In Alexandrou v Oxford (1993) we once again examine the scope of duty that is owed by a member of the police force to the public. The defendant let a burglar escape after the alarm in a retail store went off. The plaintiff, the owner of the shop brought an action against the police for letting the burglar escape. The court in line with all the previous cases we have looked at with regards to the duty owed by the police held that the defendant was not liable. The decision of the courts is largely based on public policy and though there may be occasions where mistakes are made, those mistakes are small when compared to the success rate.

In Osman v Ferguson (1993) a teacher developed an unhealthy fascination for a 14-year-old boy and started following him around. It later turned out to be something more sinister than mere infatuation and the teacher was sacked but he continued to persist and began to harass the boy and his family and at one stage even threatened to kill the boy and anyone else who came in his way - he even admitted that he couldn’t stop himself. The matter was reported to the police but no action was taken and finally the teacher shot the boy and his father. The boy survived but his father didn’t. The plaintiff, the boy’s mother brought an action against the police.
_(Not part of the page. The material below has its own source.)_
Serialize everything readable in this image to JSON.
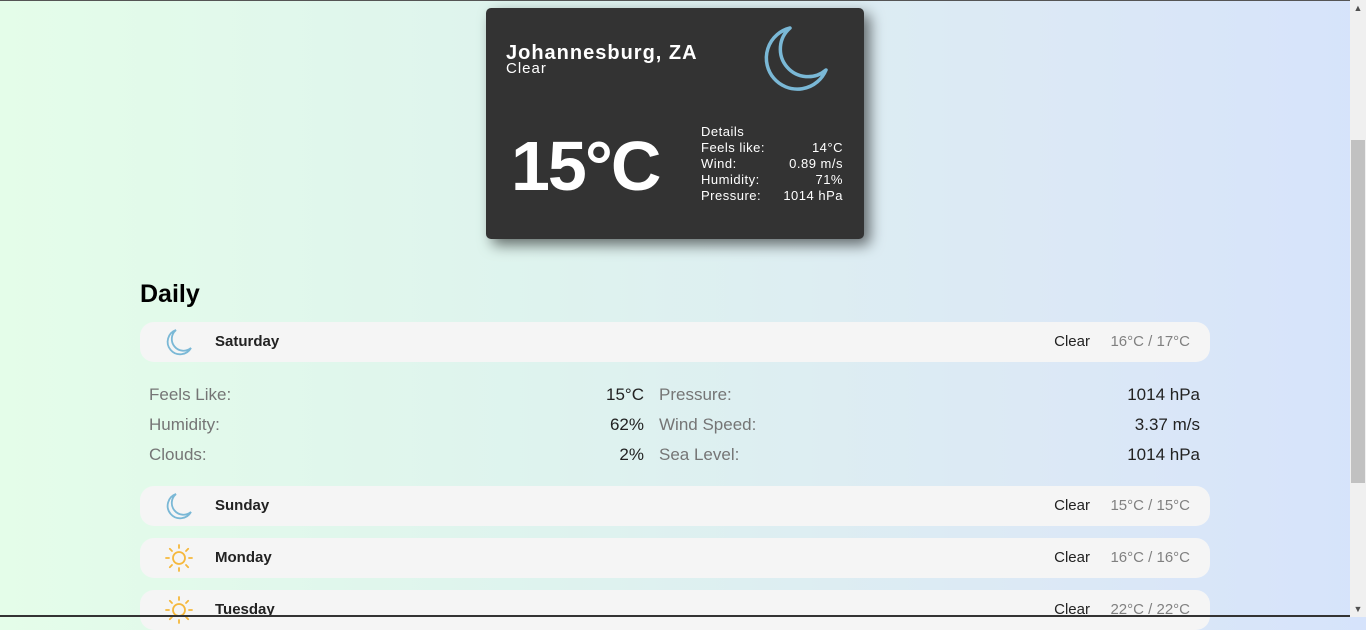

The court in line with Hill v Chief Constable for West Yorkshire (1988) held that the police did not owe the plaintiff a duty of care. While it was foreseeable that some harm might occur as a result of the teacher’s improper actions, for reasons of public policy, a duty could not be imposed on the police. It is difficult to ask of the police to keep the boy under 24-hour surveillance because the police lacked the resources.

Would the boy’s family, given the seriousness of the threat have been able to use the services of a private agency? The answer in short, as long as the courts allow it, is yes, but these services are not cheap and therefore it is a matter of if the family can afford it.

A similar rule applies to missing children. As long as the law permits it, the parents are allowed to use any means at their disposal to recover their child. When it comes to private agencies, it is a matter of costs and it depends on how much the parents can afford to pay.

In Smith v Cribben (1994) the plaintiff tried to overtake the defendant on the motorway and the defendant continued driving at the speed he was driving at. The plaintiff was unsuccessful in overtaking the defendant but continued to persist and as a result crashed into a tree. The plaintiff sued.

The court held that the defendant was not under a duty to give way to the plaintiff and was entitled to continue driving at the speed he was driving at as long as it was within the limits imposed by the law. The plaintiff was unsuccessful.